Al salir de Bulgaria
en 1934, Mons. Roncalli, futuro papa Juan XXIII, había dicho: “si un
eslavo, católico o no, llama a mi puerta, esta se abrirá y será recibido
como amigo”. Un día llegó un eslavo al aeropuerto romano de Fiumicino que
pidió ver al papa Juan XXIII. La respuesta fue inmediata: “¡Que venga!”.
La reunión estaba programada para
el 7 de marzo. Después de la audiencia general, el Papa recibió a este
visitante, el Sr. Adjoubei y a su esposa Rada, hija de Khrushchev (1).

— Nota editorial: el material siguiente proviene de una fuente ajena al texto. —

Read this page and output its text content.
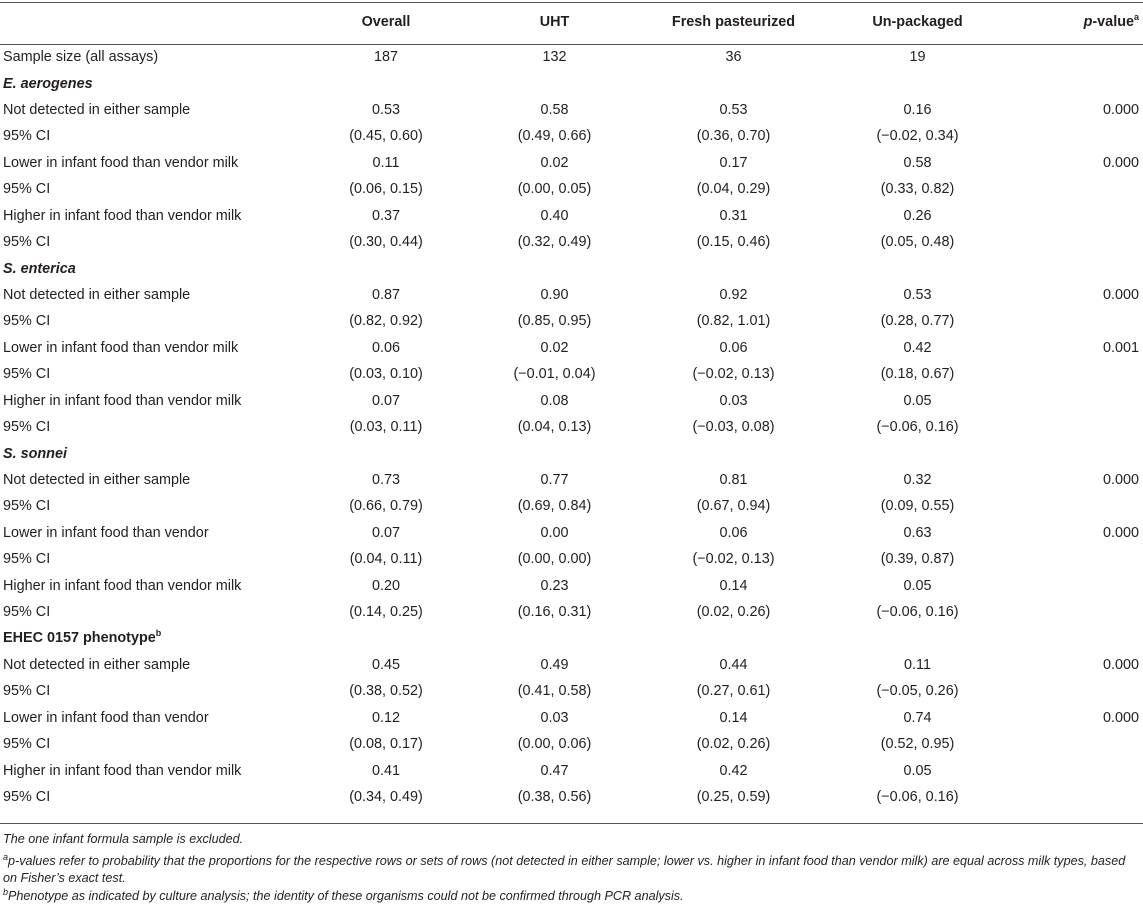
	Overall	UHT	Fresh pasteurized	Un-packaged	p-value$^a$
Sample size (all assays)	187	132	36	19	
E. aerogenes					
Not detected in either sample	0.53	0.58	0.53	0.16	0.000
95% CI	(0.45, 0.60)	(0.49, 0.66)	(0.36, 0.70)	(−0.02, 0.34)	
Lower in infant food than vendor milk	0.11	0.02	0.17	0.58	0.000
95% CI	(0.06, 0.15)	(0.00, 0.05)	(0.04, 0.29)	(0.33, 0.82)	
Higher in infant food than vendor milk	0.37	0.40	0.31	0.26	
95% CI	(0.30, 0.44)	(0.32, 0.49)	(0.15, 0.46)	(0.05, 0.48)	
S. enterica					
Not detected in either sample	0.87	0.90	0.92	0.53	0.000
95% CI	(0.82, 0.92)	(0.85, 0.95)	(0.82, 1.01)	(0.28, 0.77)	
Lower in infant food than vendor milk	0.06	0.02	0.06	0.42	0.001
95% CI	(0.03, 0.10)	(−0.01, 0.04)	(−0.02, 0.13)	(0.18, 0.67)	
Higher in infant food than vendor milk	0.07	0.08	0.03	0.05	
95% CI	(0.03, 0.11)	(0.04, 0.13)	(−0.03, 0.08)	(−0.06, 0.16)	
S. sonnei					
Not detected in either sample	0.73	0.77	0.81	0.32	0.000
95% CI	(0.66, 0.79)	(0.69, 0.84)	(0.67, 0.94)	(0.09, 0.55)	
Lower in infant food than vendor	0.07	0.00	0.06	0.63	0.000
95% CI	(0.04, 0.11)	(0.00, 0.00)	(−0.02, 0.13)	(0.39, 0.87)	
Higher in infant food than vendor milk	0.20	0.23	0.14	0.05	
95% CI	(0.14, 0.25)	(0.16, 0.31)	(0.02, 0.26)	(−0.06, 0.16)	
EHEC 0157 phenotype$^b$
Not detected in either sample	0.45	0.49	0.44	0.11	0.000
95% CI	(0.38, 0.52)	(0.41, 0.58)	(0.27, 0.61)	(−0.05, 0.26)	
Lower in infant food than vendor	0.12	0.03	0.14	0.74	0.000
95% CI	(0.08, 0.17)	(0.00, 0.06)	(0.02, 0.26)	(0.52, 0.95)	
Higher in infant food than vendor milk	0.41	0.47	0.42	0.05	
95% CI	(0.34, 0.49)	(0.38, 0.56)	(0.25, 0.59)	(−0.06, 0.16)	

The one infant formula sample is excluded.

$^a$p-values refer to probability that the proportions for the respective rows or sets of rows (not detected in either sample; lower vs. higher in infant food than vendor milk) are equal across milk types, based on Fisher’s exact test.

$^b$Phenotype as indicated by culture analysis; the identity of these organisms could not be confirmed through PCR analysis.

Los recibió en su biblioteca y los invitó a sentarse. Después de hablar,
entre otros temas, de los santos de Rusia y de su hermosa liturgia, Juan
XXIII tomó un rosario de su mesa:
“Señora, esto es para usted. Mis
asesores me dijeron que a una princesa no católica debería regalarle
monedas o sellos; pero yo le entrego un rosario porque los sacerdotes,
además de la oración bíblica de los salmos, también tenemos esta forma
popular de oración. Para mí, el Papa, los quince misterios representan
quince ventanas a través de las cuales contemplo a la luz del Señor los
acontecimientos del mundo. Rezo un Rosario por la mañana, otro al
comienzo de la tarde y otro por la noche. Vea, a la gente le llamó mucho
la atención cuando les dije a los reporteros que en el quinto misterio
gozoso —el Papa los escuchaba y les hacía preguntas— yo rezaba por ellos.
También sorprendí a la gente cuando dije que el tercer misterio gozoso
—el nacimiento de Jesús— lo ofrecía por todos los bebés que iban a nacer
en las siguientes 24 horas, porque así, católicos o no, todos se
encontraban con las intenciones del Papa al nacer. Cuando recite el
tercer misterio, también recordaré a sus hijos, señora”.
Sra. Adjoubei, que tenía el
rosario en sus manos, respondió: “Gracias, Santo Padre: ¡qué agradecida
estoy con usted! Se lo diré a mis hijos". El Papa la miró sonriendo:
"Yo sé los nombres de sus hijos, el tercero se llama Yan, Juan, como
yo. Cuando llegue a casa, dele un abrazo especial a Yan...".